Snowy weather can be fun, but winter storms are no joke. Each year, dozens of Americans die as a result of exposure to cold. And low temperatures are just one threat. Keep reading to learn some surprising ways to die when the weather turns nasty - and how to keep your family safe.
There's a reason moms tell their kids to bundle up before venturing outdoors in frigid weather. Low temperatures can cause frozen skin, a.k.a. frostbite. Frostbite typically affects the nose, ears, cheeks, chin, fingers, or toes - and can lead to amputation.
If skin turns white or grayish-yellow, or feels oddly firm, waxy or numb, get to a warm place as soon as possible, and re-heat the affected area by immersing it in warm water. Seek medical care.
When it's really cold out, the body may not be able to generate enough heat to maintain a normal body temperature. Babies and elderly people are especially vulnerable to hypothermia, as are people who stay outdoors for an extended period.
If you notice warning signs of hypothermia, such as confusion, memory loss, fumbling hands, and slurred speech, get the victim into a warm room or shelter at once. If his/her clothing is wet, remove it. Warm the body. If an electric blanket is available, use it. Or use skin-to-skin contact under blankets, clothing, towels, or sheets.
Warm beverages can help - but do not give alcohol or try to give beverages to someone who is unconscious. Get medical attention.
Best Winter Clothing
A coat isn't nearly enough when the mercury plummets. Wear a hat, a scarf or knit face mask, mittens (warmer than gloves), and water-resistant shoes. Layering works best, and make sure the outer layer of your clothing is tightly woven to resist wind and water.
If you start to feel warm, remove a layer of clothing. Perspiration increases heat loss from the body.
Carbon Monoxide Poisoning
Power outage? Be careful if you opt to heat your home with a wood stove, fireplace, or space heater.

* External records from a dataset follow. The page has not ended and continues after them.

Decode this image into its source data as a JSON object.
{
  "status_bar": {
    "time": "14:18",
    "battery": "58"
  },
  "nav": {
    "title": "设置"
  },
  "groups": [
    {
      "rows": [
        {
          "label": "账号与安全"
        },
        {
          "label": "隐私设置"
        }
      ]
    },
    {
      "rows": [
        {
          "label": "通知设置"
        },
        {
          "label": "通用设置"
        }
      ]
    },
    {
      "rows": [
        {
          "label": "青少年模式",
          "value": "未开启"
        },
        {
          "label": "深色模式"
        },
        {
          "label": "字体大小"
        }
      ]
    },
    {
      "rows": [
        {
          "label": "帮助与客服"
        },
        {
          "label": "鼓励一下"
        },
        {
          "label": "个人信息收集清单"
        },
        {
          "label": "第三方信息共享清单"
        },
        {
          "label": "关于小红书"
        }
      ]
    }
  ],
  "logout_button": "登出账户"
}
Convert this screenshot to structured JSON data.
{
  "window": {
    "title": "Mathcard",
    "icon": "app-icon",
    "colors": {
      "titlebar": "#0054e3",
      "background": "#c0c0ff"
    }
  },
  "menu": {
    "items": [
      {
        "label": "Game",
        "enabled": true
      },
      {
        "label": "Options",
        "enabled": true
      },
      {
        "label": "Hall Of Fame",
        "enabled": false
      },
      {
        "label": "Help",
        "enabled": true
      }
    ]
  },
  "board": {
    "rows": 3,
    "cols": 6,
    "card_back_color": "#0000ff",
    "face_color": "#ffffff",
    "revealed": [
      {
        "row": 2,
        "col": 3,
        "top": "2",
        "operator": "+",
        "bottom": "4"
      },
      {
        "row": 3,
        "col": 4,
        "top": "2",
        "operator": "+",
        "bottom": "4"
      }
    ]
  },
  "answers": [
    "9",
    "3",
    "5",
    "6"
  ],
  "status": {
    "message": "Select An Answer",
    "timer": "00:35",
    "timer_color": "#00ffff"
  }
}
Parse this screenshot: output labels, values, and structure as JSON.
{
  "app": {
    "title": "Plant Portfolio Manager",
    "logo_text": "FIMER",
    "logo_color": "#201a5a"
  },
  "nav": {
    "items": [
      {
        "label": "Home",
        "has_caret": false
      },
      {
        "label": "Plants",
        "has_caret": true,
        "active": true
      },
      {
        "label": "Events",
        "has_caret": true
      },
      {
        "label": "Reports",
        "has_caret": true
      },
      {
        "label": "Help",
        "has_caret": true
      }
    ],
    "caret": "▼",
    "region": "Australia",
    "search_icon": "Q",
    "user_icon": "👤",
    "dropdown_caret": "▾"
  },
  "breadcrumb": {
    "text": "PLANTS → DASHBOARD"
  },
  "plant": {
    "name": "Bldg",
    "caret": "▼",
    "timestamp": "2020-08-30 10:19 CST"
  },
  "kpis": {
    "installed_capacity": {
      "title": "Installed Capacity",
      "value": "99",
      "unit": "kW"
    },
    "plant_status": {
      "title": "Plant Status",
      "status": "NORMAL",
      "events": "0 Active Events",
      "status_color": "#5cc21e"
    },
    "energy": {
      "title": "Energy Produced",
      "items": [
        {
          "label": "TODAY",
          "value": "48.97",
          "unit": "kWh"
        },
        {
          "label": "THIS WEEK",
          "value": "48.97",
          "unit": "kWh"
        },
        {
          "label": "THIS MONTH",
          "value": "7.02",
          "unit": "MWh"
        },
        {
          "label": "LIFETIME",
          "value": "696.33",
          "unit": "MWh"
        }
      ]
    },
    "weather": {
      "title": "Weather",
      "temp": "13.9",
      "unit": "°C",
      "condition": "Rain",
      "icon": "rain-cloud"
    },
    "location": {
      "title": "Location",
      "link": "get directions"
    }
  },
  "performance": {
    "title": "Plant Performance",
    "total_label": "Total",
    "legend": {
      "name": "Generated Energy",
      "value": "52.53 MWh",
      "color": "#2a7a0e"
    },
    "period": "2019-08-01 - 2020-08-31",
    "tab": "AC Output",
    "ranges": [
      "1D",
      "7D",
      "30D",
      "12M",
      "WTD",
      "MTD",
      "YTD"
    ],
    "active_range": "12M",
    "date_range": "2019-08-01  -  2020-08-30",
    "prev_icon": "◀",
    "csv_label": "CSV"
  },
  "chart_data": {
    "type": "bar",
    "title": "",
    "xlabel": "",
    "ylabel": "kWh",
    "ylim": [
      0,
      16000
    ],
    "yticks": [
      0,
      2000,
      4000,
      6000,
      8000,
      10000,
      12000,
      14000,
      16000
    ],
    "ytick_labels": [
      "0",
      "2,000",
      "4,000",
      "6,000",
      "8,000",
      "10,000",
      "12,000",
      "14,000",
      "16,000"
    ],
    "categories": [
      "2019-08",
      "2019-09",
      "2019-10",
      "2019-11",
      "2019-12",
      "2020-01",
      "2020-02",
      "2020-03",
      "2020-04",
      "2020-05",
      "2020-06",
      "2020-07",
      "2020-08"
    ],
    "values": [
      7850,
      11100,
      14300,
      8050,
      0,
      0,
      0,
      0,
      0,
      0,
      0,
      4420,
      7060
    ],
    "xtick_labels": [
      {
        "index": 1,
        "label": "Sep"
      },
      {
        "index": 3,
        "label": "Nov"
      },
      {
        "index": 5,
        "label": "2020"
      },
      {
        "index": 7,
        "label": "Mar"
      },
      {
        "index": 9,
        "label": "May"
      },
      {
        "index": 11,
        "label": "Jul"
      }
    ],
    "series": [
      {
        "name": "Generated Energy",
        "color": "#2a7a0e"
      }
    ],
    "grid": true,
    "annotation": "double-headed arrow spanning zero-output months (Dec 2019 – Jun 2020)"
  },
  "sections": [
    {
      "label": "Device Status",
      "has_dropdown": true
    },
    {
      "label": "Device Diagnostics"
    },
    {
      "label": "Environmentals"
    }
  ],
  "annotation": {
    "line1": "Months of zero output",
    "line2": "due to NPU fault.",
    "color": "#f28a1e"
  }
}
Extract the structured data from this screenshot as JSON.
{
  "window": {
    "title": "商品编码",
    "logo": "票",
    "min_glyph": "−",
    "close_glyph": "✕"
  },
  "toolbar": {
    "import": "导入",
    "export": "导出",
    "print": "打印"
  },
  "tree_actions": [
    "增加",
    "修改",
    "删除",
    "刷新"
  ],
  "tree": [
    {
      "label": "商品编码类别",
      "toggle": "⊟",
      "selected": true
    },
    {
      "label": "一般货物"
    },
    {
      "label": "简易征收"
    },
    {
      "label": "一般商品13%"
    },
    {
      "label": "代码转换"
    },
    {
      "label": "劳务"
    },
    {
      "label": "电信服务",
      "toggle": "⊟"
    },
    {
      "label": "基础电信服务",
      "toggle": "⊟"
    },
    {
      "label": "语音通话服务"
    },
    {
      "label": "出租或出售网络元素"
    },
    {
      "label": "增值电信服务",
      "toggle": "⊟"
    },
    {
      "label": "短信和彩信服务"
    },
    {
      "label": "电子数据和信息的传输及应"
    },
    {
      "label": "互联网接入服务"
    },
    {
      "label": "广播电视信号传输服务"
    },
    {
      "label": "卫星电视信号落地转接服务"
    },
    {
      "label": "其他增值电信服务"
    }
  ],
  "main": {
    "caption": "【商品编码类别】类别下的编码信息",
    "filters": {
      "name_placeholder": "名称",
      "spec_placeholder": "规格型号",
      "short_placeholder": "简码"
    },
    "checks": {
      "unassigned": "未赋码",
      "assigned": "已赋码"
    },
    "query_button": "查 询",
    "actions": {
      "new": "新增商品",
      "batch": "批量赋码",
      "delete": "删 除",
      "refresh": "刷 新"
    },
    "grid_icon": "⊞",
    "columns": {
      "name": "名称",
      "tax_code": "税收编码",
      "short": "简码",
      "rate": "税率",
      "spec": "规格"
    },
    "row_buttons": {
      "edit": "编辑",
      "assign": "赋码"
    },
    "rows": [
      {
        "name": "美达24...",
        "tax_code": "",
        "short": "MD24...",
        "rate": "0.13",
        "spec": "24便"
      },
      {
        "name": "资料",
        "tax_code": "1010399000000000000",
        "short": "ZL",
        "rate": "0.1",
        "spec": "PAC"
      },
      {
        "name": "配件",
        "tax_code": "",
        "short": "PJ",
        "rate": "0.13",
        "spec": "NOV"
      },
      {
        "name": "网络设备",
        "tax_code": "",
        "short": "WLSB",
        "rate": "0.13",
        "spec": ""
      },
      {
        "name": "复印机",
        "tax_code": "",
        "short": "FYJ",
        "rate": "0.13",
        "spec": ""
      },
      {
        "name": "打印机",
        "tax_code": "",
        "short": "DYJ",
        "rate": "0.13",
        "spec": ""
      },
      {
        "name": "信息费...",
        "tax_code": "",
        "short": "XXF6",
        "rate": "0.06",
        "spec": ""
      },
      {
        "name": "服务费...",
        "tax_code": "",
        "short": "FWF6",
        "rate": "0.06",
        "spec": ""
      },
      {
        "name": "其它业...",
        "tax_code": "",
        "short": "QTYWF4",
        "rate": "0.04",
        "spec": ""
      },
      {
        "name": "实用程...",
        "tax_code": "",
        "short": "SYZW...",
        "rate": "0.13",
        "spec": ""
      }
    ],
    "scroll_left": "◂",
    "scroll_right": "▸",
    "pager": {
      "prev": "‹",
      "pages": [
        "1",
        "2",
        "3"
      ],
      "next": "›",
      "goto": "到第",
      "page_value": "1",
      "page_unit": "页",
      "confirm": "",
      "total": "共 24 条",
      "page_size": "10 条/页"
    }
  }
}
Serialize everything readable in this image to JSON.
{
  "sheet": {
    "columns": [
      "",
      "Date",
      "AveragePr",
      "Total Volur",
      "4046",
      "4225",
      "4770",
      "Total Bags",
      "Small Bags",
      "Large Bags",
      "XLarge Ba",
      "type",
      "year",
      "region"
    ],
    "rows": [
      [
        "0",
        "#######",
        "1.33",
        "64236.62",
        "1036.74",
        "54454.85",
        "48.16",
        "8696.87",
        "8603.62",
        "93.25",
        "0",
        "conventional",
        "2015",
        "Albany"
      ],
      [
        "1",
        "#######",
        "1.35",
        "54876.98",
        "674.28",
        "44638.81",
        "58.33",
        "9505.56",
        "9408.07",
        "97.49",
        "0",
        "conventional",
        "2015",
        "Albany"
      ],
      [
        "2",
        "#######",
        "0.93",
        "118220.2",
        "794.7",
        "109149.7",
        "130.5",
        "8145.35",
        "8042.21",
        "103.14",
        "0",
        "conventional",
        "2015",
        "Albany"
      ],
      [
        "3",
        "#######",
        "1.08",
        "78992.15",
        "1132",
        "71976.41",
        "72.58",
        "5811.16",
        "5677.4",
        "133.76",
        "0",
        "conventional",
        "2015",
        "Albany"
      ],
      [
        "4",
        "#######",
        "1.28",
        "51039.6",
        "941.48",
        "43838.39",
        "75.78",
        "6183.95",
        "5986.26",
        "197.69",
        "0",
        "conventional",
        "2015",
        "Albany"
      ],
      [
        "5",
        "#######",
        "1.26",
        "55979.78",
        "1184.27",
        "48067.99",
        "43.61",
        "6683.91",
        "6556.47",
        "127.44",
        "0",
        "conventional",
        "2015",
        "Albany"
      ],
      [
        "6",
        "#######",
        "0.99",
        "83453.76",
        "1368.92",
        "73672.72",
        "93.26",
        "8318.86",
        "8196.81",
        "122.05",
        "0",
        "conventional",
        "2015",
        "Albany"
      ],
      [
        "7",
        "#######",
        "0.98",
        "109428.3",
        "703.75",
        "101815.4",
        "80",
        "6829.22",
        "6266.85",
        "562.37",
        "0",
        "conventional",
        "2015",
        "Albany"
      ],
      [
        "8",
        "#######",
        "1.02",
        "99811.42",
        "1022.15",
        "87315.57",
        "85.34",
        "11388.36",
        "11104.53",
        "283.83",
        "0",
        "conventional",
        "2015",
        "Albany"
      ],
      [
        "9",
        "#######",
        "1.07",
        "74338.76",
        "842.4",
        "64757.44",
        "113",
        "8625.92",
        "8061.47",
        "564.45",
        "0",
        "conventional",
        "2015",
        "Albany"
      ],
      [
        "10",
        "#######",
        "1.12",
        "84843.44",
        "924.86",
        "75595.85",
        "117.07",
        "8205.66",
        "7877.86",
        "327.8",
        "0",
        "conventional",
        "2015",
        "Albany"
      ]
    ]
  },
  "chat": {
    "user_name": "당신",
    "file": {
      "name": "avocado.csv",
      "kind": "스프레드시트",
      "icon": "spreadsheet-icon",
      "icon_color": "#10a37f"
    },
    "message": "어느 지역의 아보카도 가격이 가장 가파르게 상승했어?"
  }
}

Fire is one risk. Another is carbon monoxide, a colorless, odorless gas that is deadly in high concentrations.
Make sure the fireplace, stove, or heater is properly vented to the outside and doesn't leak flue gas indoors. Use only the fuel the heater is supposed to use - don't substitute. If you use a kerosene heater, crack a window to ensure adequate ventilation. Keep space heaters away from drapes and other items that might catch on fire.
It's always a good idea to have a multipurpose, dry chemical fire extinguisher on hand.
When winter storms strike, it's best to stay indoors. If you must venture out and get stranded, remain inside the car. Tie a brightly color cloth to the antenna to signal rescuers. Stay awake, and keep moving your arms and legs to improve your circulation and stay warm. Run the motor and heater for 10 minutes each hour. Open one window slightly to reduce the risk of carbon monoxide poisoning - and make sure snow isn't blocking the exhaust pipe.
Emergency Road Kit
You'll be less likely to become stranded - and better able to survive if you do - if you have a charged cell phone and an automotive emergency kit. It should contain the following items:
windshield scraper and small broom
battery-powered radioand extra batteries
extra hats, socks and mittens
first-aid kit with pocket knife
tow chain or rope
road salt and sand
fluorescent distress flag
Cold weather puts extra strain on the heart. If you have high blood pressure or heart disease, follow your doctor's advice about shoveling snow or tackling other strenuous chores outdoors.
Downed power lines are extremely dangerous. Don't try to clear them yourself - alert the authorities.